Shippers groups have long called for employers and dockworkers to begin talks earlier, and were pleased with the recent ILA/USMX announcement.
“This is a highly commendable move by the two parties to this contract,” said Bruce Carlton, president of the National Industrial Transportation League, the nation’s largest shipper organization. “This statement from the ILA and USMX signals they are serious about bargaining in a responsible manner, and that they recognize there are thousands of businesses and millions of jobs in America that will be impacted not only by the result of their bargaining but also by their process.”
Jonathan Gold, vice president for supply chain and customs policy at the National Retail Federation, said the announcement was “extremely good news” and that the two parties should be able to reach an agreement well in advance of the current contract’s expiration. Gold said it could even become a model for how such labor contract talks are conducted in the future.
Gold said earlier this year after the ILWU contract ratification announcement, “Negotiators need to begin their talks early enough to have an agreement in place well before another contract expires. Stakeholders cannot afford to go through this process every couple of years. We need a new system in place that benefits all parties and provides for the efficient transportation of the nation’s cargo and commerce.”
Peter Friedmann, executive director of the Agriculture Transportation Coalition, said an early contract renewal at East and Gulf coast ports without disruption would be “an all-too-rare ray of hope.”

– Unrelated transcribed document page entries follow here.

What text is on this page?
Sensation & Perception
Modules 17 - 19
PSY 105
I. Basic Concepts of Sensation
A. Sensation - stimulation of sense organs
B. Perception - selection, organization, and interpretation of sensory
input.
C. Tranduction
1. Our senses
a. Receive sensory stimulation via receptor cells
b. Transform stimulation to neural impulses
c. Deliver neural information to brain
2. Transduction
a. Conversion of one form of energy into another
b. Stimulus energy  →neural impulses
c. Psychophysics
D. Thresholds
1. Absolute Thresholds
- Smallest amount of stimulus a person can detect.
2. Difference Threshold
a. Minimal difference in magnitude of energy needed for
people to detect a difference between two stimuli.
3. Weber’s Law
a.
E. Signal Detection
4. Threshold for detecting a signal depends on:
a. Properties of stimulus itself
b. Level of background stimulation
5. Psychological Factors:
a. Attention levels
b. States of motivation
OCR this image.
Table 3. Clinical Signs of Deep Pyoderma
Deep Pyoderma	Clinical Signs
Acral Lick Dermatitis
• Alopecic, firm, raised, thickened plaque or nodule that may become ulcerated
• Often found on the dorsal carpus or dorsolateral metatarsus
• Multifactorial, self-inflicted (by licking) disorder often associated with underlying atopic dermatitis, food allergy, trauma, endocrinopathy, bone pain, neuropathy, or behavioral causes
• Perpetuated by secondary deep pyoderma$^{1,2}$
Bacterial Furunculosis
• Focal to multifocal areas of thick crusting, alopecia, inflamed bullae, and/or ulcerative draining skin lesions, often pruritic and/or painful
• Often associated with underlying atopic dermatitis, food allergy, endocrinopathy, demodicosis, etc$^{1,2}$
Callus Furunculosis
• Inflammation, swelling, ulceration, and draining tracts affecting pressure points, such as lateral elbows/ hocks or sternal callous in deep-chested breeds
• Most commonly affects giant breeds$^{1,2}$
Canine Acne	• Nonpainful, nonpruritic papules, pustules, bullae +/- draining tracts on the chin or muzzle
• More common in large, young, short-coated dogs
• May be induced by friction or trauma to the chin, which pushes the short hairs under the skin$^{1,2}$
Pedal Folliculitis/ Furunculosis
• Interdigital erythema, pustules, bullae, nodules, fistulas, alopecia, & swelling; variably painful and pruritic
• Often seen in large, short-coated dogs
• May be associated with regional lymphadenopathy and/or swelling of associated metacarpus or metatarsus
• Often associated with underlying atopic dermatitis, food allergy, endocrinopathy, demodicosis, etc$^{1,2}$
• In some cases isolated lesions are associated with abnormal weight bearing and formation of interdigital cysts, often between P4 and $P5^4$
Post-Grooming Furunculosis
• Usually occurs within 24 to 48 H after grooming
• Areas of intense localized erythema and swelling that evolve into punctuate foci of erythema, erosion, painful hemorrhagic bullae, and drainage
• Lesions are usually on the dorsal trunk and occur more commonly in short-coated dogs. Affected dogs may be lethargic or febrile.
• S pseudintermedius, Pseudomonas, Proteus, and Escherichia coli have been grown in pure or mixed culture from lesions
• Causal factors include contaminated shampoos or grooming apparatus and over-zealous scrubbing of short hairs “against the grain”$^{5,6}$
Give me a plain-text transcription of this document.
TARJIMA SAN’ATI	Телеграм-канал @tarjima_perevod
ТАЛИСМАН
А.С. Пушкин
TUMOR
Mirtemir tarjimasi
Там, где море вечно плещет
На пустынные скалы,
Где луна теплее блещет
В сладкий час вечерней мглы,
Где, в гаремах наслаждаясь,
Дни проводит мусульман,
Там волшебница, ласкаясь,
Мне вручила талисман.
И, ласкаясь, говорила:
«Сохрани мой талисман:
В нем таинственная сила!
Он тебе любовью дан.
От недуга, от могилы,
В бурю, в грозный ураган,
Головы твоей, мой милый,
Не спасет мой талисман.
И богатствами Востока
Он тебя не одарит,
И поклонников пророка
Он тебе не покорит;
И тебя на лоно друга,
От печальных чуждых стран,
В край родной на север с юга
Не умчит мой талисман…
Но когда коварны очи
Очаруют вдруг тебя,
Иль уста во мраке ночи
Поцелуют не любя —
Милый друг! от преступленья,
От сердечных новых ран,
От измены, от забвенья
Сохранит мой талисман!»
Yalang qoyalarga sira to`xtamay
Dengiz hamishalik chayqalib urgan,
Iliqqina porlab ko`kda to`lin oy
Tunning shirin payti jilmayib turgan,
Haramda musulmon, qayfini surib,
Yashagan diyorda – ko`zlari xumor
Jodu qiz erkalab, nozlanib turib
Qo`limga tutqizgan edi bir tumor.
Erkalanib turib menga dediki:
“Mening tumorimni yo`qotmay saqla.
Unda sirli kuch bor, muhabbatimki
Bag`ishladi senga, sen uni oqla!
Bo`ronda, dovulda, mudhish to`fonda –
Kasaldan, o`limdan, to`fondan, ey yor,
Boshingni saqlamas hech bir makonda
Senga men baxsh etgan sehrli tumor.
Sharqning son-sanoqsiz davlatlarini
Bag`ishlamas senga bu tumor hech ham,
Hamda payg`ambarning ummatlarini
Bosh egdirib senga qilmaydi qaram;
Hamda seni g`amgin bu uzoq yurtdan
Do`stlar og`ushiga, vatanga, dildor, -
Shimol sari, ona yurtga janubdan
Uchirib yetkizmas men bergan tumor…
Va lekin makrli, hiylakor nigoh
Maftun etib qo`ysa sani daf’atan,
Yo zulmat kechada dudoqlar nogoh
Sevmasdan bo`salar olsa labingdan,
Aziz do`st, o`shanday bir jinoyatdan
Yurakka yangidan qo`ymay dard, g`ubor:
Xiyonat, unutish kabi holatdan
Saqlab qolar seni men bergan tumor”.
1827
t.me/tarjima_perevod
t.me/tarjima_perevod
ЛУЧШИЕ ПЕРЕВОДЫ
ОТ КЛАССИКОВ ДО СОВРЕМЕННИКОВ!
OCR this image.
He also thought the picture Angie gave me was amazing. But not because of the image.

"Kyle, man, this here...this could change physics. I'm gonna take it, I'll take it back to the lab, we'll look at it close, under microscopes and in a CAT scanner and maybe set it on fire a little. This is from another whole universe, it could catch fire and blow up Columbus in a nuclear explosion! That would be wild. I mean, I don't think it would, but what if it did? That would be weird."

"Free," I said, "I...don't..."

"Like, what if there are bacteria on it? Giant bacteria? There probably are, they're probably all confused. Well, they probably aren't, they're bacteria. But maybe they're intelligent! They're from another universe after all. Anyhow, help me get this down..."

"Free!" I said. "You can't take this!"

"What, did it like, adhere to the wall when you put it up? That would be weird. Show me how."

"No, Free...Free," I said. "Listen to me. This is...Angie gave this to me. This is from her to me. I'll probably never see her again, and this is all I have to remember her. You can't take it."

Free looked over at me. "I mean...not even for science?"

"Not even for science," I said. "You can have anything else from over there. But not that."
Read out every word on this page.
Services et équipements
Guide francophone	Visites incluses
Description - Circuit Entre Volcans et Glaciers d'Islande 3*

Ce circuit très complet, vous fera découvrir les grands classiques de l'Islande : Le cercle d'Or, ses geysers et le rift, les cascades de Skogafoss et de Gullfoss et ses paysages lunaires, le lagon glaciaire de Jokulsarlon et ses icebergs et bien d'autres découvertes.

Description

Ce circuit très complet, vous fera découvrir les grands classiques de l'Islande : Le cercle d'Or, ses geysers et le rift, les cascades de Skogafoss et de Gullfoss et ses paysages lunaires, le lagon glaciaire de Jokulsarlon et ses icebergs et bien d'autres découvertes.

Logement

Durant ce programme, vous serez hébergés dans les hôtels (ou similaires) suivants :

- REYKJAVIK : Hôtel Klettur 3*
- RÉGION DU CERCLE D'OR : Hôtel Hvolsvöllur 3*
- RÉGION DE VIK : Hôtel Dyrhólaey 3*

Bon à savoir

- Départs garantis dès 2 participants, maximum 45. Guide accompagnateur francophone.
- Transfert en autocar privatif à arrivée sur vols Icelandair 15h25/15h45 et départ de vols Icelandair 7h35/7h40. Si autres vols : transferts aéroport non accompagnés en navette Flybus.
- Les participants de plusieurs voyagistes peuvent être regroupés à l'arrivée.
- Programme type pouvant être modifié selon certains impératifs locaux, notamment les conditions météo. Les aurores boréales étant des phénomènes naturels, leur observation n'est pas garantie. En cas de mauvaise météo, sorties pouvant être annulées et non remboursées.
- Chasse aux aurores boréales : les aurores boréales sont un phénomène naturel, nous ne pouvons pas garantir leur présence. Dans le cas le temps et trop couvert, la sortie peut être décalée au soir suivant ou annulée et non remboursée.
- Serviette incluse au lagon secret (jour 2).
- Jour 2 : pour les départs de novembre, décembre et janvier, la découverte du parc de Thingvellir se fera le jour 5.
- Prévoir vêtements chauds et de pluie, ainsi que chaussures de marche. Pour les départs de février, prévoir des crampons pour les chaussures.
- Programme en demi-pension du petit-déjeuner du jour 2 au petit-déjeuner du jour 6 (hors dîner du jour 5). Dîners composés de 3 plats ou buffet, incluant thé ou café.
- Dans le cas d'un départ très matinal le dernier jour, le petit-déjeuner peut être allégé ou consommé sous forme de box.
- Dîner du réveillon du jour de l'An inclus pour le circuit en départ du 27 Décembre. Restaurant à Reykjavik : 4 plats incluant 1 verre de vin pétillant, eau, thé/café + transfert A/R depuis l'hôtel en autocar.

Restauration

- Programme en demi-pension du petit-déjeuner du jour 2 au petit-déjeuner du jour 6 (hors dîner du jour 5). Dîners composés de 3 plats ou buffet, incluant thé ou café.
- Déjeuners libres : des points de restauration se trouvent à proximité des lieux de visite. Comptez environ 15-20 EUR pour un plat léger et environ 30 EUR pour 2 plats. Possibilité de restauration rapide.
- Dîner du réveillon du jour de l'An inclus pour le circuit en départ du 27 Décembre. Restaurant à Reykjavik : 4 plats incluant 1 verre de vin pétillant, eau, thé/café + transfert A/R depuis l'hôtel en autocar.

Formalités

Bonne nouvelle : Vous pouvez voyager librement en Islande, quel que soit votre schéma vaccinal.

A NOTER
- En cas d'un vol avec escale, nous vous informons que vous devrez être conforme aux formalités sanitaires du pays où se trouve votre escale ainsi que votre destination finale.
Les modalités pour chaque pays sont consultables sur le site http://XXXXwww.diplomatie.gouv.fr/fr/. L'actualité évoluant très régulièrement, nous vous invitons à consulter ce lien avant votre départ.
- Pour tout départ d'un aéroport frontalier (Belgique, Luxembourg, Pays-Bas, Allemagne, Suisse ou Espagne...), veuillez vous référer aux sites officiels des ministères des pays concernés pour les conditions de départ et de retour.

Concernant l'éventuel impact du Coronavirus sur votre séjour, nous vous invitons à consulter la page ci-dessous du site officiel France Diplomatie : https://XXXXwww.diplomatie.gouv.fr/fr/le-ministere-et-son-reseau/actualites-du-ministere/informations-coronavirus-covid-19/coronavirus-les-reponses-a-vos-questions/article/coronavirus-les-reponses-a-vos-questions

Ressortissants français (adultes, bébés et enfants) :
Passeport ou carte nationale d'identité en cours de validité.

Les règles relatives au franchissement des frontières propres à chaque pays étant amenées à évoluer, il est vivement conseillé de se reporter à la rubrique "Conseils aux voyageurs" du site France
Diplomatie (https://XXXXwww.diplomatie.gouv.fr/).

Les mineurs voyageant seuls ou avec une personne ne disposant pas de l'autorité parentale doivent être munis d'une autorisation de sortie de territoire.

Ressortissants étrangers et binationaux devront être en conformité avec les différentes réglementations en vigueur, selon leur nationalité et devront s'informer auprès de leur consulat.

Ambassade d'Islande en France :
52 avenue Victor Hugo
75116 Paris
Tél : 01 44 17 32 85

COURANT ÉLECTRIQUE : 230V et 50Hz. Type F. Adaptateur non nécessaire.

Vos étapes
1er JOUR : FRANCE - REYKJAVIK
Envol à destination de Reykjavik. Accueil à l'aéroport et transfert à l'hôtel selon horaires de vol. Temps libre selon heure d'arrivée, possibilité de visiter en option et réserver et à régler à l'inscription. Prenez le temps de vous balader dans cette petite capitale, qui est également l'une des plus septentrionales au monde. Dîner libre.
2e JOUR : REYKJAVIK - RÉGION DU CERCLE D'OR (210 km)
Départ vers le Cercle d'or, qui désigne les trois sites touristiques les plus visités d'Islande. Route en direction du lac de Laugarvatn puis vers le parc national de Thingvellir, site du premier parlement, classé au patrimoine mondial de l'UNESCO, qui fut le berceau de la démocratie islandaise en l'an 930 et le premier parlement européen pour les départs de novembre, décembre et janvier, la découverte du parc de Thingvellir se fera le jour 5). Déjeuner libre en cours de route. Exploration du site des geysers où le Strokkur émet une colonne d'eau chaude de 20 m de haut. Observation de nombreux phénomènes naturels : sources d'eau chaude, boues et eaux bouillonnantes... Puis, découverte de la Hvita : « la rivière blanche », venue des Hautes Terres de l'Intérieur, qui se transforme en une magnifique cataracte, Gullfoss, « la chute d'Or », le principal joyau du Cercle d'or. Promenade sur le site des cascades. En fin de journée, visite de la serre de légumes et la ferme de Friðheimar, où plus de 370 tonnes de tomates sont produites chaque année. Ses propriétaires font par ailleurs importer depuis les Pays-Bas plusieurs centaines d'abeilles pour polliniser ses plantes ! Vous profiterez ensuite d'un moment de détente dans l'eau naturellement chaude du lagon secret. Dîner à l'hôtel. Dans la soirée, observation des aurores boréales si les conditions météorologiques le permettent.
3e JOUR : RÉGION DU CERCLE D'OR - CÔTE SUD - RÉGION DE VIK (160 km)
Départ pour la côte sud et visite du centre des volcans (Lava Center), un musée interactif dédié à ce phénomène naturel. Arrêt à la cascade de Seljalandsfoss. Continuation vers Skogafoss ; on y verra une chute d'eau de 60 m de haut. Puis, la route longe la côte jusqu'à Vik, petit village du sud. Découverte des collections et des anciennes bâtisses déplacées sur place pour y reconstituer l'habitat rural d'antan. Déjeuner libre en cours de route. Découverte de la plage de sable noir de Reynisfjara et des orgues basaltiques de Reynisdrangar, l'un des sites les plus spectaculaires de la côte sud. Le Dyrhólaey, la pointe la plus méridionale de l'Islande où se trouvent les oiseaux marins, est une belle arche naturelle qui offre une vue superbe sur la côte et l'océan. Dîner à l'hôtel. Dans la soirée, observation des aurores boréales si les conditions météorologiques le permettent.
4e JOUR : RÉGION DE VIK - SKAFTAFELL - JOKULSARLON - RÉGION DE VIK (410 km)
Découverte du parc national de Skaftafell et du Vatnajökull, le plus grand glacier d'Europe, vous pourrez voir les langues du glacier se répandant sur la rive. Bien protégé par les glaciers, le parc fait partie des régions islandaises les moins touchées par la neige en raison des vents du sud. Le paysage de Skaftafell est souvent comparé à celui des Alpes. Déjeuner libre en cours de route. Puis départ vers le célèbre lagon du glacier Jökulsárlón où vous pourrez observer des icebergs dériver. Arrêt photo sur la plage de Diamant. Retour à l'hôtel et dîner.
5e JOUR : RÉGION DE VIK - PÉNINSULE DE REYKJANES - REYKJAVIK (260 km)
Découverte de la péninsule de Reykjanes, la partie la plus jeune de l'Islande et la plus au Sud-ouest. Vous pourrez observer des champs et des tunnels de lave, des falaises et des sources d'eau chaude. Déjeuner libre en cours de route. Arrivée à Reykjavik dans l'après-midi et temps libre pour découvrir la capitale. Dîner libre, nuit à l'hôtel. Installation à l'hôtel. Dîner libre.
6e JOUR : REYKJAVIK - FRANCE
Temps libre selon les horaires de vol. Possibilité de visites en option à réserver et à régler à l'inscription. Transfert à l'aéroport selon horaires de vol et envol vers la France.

“The backbone of America’s international trade—agriculture and forest products exports—continues to be battered by West Coast ports still not recovered from the protracted longshore labor contract dispute,” Friedmann said. “Millions of dollars of export sales continue to be lost, millions of dollars of additional supply chain costs continue to be incurred by exporters and importers trying to move cargo through congested, in some cases barely functional West Coast gateways. The cost of diverting shipments to more distant, but less congested gateways, remains a tremendous drain on all agriculture and forest products exporters and importers.”
If East and Gulf coast ports “can maintain, or even increase operational/labor productivity, continue their investment in infrastructure, continue to expand vessel service options, and benefit by changing global supply chains, U.S. agriculture and forest products exporters will, whether by necessity or choice, have a powerful incentive to increasingly look to Gulf and East coast ports as key, and in some cases, primary gateways,” he added.
This article was published in the August 2015 issue of American Shipper.